4. Vincent was staying at the Auberge Ravoux. During Theo’s visit, the brothers had apparently discussed the possibility of renting a house together.
5. Coincidentally, on the day Van Gogh wrote this, he received word from Marie Ginoux about his furniture (see letter 882).
6. The first of these letters is letter 871; the other two are not known. Van Gogh’s third letter crossed letter 882 from Madame Ginoux.
a. Read: ‘besoin urgent’.
7. A louis was a coin worth 20 francs.
8. Van Gogh is referring to the commotion caused in Arles by the first attack of his illness. See letter 750.
b. Read: ‘cela s’était plutôt aggravé’.
9. Theo rented a room at Tanguy’s, where he stored Vincent’s paintings (see letter 792).
10. For the exhibition of Raffaëlli’s work, see letter 876, n. 1.
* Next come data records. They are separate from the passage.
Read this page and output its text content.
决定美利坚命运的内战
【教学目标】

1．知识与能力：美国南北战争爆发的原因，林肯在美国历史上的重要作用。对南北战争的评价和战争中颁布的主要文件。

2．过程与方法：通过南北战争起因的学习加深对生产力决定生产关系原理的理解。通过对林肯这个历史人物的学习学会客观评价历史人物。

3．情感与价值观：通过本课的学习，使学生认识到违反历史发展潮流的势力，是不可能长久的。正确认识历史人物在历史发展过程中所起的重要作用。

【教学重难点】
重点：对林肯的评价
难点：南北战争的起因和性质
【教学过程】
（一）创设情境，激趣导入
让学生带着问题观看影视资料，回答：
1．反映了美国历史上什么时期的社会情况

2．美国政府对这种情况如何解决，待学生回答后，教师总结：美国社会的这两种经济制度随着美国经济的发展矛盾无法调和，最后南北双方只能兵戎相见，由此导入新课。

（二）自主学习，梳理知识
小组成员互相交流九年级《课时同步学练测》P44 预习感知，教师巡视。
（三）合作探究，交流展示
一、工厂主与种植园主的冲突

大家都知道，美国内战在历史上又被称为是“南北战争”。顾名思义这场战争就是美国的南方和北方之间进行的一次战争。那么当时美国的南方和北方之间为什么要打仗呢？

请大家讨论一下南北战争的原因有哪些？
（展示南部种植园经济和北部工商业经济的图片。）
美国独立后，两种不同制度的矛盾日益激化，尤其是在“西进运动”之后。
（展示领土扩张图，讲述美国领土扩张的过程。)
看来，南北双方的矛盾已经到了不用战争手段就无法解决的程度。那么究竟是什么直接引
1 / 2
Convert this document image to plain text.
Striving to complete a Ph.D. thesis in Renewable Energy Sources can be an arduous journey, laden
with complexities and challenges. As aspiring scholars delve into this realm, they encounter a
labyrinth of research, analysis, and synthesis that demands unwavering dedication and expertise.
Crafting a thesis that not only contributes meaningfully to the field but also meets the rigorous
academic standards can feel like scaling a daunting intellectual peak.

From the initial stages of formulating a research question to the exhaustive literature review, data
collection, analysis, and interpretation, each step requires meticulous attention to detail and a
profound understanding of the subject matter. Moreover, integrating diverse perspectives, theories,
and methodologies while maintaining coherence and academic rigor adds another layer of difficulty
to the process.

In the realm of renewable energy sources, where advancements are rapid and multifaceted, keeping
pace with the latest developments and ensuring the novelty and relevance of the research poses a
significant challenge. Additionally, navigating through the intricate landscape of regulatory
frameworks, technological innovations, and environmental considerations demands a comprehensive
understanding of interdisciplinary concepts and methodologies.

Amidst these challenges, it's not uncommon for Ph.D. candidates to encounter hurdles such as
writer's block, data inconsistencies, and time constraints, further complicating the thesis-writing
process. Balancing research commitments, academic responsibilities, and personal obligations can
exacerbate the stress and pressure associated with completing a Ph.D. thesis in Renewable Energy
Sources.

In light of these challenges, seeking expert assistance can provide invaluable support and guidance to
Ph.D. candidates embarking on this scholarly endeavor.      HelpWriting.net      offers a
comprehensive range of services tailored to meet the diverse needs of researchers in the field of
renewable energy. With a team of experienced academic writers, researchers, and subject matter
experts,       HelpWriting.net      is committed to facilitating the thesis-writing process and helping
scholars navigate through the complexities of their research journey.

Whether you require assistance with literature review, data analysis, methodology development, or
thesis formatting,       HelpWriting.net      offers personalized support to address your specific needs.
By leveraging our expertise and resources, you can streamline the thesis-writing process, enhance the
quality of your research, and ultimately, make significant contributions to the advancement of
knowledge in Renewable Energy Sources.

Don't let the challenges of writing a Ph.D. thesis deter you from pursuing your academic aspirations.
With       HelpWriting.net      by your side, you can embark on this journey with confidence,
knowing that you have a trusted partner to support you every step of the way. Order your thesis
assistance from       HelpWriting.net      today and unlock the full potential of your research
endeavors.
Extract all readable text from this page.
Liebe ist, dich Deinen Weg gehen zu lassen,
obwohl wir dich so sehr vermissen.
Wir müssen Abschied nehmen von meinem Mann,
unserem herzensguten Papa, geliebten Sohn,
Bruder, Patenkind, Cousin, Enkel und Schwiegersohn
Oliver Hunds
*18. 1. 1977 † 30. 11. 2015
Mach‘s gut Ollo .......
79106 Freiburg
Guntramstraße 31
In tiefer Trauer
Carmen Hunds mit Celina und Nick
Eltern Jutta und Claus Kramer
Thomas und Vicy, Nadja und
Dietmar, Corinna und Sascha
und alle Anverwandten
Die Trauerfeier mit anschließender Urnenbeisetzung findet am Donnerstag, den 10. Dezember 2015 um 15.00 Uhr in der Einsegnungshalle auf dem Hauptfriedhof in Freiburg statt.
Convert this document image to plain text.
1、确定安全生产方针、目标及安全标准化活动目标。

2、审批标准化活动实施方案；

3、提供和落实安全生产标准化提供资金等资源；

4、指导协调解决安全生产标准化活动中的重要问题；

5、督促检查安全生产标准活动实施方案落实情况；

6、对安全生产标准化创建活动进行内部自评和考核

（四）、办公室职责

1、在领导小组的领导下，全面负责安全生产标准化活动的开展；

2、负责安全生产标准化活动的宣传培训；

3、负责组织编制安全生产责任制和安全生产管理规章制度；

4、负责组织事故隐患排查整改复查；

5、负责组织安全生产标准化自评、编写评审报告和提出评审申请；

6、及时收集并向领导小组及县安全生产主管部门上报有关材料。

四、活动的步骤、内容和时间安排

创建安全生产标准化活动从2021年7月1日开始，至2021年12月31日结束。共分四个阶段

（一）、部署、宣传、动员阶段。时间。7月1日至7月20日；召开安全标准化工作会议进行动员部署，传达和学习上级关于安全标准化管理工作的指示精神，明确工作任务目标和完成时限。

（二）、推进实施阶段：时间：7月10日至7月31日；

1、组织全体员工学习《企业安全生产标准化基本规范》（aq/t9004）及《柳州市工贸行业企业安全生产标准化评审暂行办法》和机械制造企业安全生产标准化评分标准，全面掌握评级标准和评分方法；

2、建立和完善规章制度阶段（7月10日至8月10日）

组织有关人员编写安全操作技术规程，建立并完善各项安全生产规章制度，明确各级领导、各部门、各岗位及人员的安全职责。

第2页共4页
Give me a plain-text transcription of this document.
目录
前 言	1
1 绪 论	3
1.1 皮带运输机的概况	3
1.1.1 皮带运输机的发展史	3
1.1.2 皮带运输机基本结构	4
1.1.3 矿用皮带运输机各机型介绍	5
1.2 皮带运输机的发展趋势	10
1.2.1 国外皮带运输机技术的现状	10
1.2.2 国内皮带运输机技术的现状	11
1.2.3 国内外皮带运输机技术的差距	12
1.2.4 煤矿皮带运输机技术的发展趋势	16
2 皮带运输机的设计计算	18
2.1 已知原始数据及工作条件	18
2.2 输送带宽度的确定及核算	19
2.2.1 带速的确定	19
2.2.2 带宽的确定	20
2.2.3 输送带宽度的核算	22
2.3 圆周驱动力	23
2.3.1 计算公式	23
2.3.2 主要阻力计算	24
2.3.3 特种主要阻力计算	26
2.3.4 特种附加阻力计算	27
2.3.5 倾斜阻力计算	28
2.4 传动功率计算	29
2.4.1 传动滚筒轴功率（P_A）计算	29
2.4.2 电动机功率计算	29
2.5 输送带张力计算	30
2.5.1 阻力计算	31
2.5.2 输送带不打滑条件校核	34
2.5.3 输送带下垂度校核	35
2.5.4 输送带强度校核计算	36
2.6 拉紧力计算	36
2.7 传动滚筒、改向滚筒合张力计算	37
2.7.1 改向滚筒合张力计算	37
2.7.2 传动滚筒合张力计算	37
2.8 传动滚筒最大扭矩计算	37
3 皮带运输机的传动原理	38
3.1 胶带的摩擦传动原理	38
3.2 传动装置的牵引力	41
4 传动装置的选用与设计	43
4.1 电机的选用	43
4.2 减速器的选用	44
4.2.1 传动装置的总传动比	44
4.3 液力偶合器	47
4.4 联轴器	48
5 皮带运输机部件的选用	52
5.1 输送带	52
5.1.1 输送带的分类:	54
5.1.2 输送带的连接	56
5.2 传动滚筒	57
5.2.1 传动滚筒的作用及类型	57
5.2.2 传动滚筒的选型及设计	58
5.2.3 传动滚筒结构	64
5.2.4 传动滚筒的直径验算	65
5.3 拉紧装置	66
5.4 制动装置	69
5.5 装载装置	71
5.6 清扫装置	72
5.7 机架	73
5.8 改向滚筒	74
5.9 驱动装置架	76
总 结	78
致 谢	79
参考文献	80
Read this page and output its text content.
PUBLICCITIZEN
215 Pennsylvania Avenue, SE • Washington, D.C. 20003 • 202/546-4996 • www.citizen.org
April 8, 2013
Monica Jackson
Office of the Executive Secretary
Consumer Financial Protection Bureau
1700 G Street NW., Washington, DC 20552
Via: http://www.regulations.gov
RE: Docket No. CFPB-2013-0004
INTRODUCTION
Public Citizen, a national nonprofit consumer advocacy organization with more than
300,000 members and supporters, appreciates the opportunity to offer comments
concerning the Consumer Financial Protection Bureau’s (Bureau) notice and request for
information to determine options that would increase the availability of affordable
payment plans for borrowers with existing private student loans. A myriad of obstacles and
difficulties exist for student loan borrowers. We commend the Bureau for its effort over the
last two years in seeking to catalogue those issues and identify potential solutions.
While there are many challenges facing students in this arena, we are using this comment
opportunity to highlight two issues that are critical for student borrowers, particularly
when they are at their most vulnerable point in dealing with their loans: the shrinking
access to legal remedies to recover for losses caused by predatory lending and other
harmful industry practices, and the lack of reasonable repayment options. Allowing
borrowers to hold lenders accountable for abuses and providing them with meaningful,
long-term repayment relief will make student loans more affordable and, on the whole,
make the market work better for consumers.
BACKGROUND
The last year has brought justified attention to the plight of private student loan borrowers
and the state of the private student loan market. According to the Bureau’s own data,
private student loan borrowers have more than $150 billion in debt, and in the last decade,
11. Cretonne is a strong linen fabric. Theo must have told Vincent something he also wrote to Willemien: ‘The Raffaëlli exhibition is attracting a lot of people and things are also being sold, but I liked the Pissarros more ... On this occasion I had electric light installed that is very satisfactory and will be particularly useful this winter. One highly original idea of Raffaëlli was to cover the walls of one of the rooms in the gallery completely with light cretonne. It looks rather odd but very jolly and the paintings look good against it’ (FR b931, 2 June 1890).
12. Jules Chéret was known especially for his posters announcing concerts in theatres and café-chantants. Perhaps this is why Van Gogh associates an exhibition in a café with him in particular. Chéret’s work was exhibited in Paris: in 1888 at Theo’s in boulevard Montmartre (three posters), in 1889 at Durand-Ruel’s, and in 1889-1890 in the Théâtre d’Application. See K.G. Saur, Allgemeines Künstler-Lexicon. Die bildenden Künstler aller Zeiten und Völker. Munich and Leipzig 1998, vol. 18, pp. 439-443, Merlhès, Correspondance Gauguin 1984, p. 512, and exhib. cat. New York 1986, p. 206.